Had the verdict, hypothetically speaking, held any of these senior BJP, RSS or VHP leaders guilty, it would have brought them centre stage again as charioteers of a movement which catapulted the BJP from a pathetic two Lok Sabha seats in 1984 to 80-plus in 1991 with the graph climbing upwards after that. The foundations of the edifice later erected by Vajpayee and Modi were laid in those years of Advani’s Ram rath yatra in 1990, and the temple movement that followed. It created the ‘mahaul’ which led to the demolition. Had Messrs Advani, Joshi and others been charged, they would have gone in appeal, and the focus would have shifted back to them again. Today, they are on the margins.

As things stand, the Ram mandir is getting identified with Modi. The ruling for the temple has come in his tenure. It is he who laid the first brick for its construction on August 5 this year. It is he who is fulfilling the Sangh Parivar’s core agenda. In all likelihood, he will inaugurate the temple when it is completed in the run-up to 2024 General Elections. It may give the BJP some electoral advantage in UP in 2022, and nationally in 2024. The mandir today has become more about Modi than about Advani, Joshi, Kalyan, Katiyar or Uma.

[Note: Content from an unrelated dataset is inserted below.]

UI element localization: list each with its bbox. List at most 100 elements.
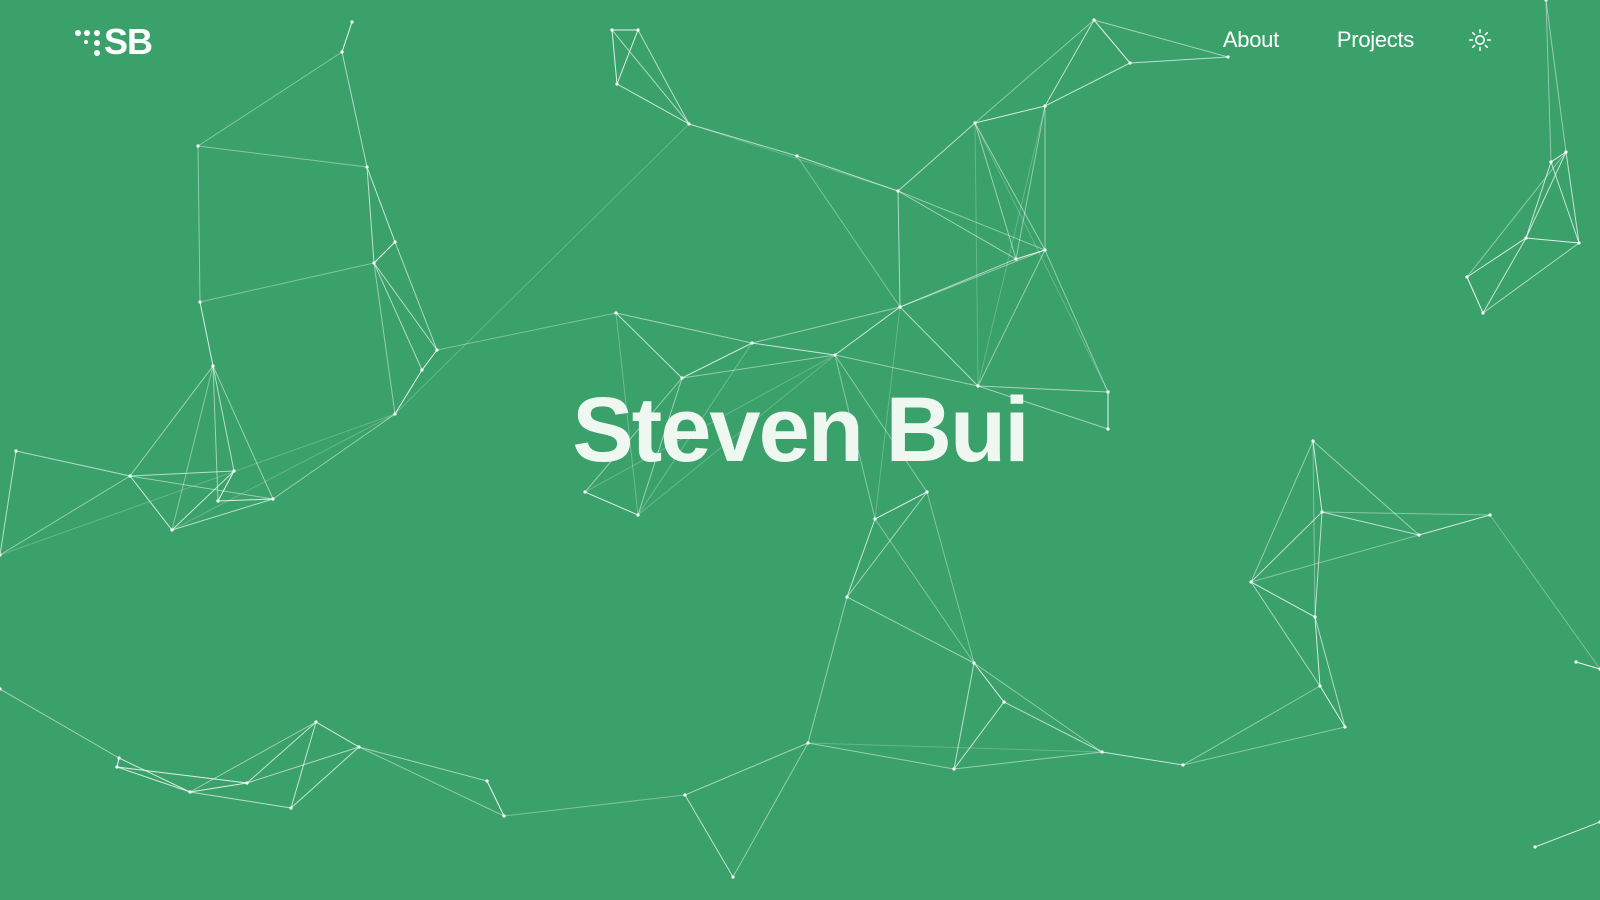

There was a time when Advani had made an offer to the Muslim leadership — that if they agreed to let the mandir be built in Ayodhya, the BJP could let go of its claim on Kashi and Mathura. But this was neither acceptable to the Muslim side nor to the VHP at the time.

In the last few weeks, the Mathura-Kashi issues have come to the fore again. Petitions were filed for the removal of the Gyan Vapi mosque and the Shahi Idgah located inside the Kashi and Mathura temples. The Place of Worship Act, 1991, was also challenged in June this year. Legislated during PV Narasimha Rao’s premiership, it prohibited any change in the status of any religious place as it existed on August 15, 1947, barring Ram Janmabhoomi. Therefore, it went to protect Kashi and Mathura as they stand today, with the mosques inside their premises.

With the two judgments on Ayodhya, Hindu militant groups may now be tempted — and emboldened — to push the envelope to ‘reclaim’ Kashi and Mathura. It was part of the VHP agenda. From the moves made recently, it seems that they may keep it as an issue in reserve, which can be hyped up if the economic hardship increases in the months to come. So the mandir story may be far from over.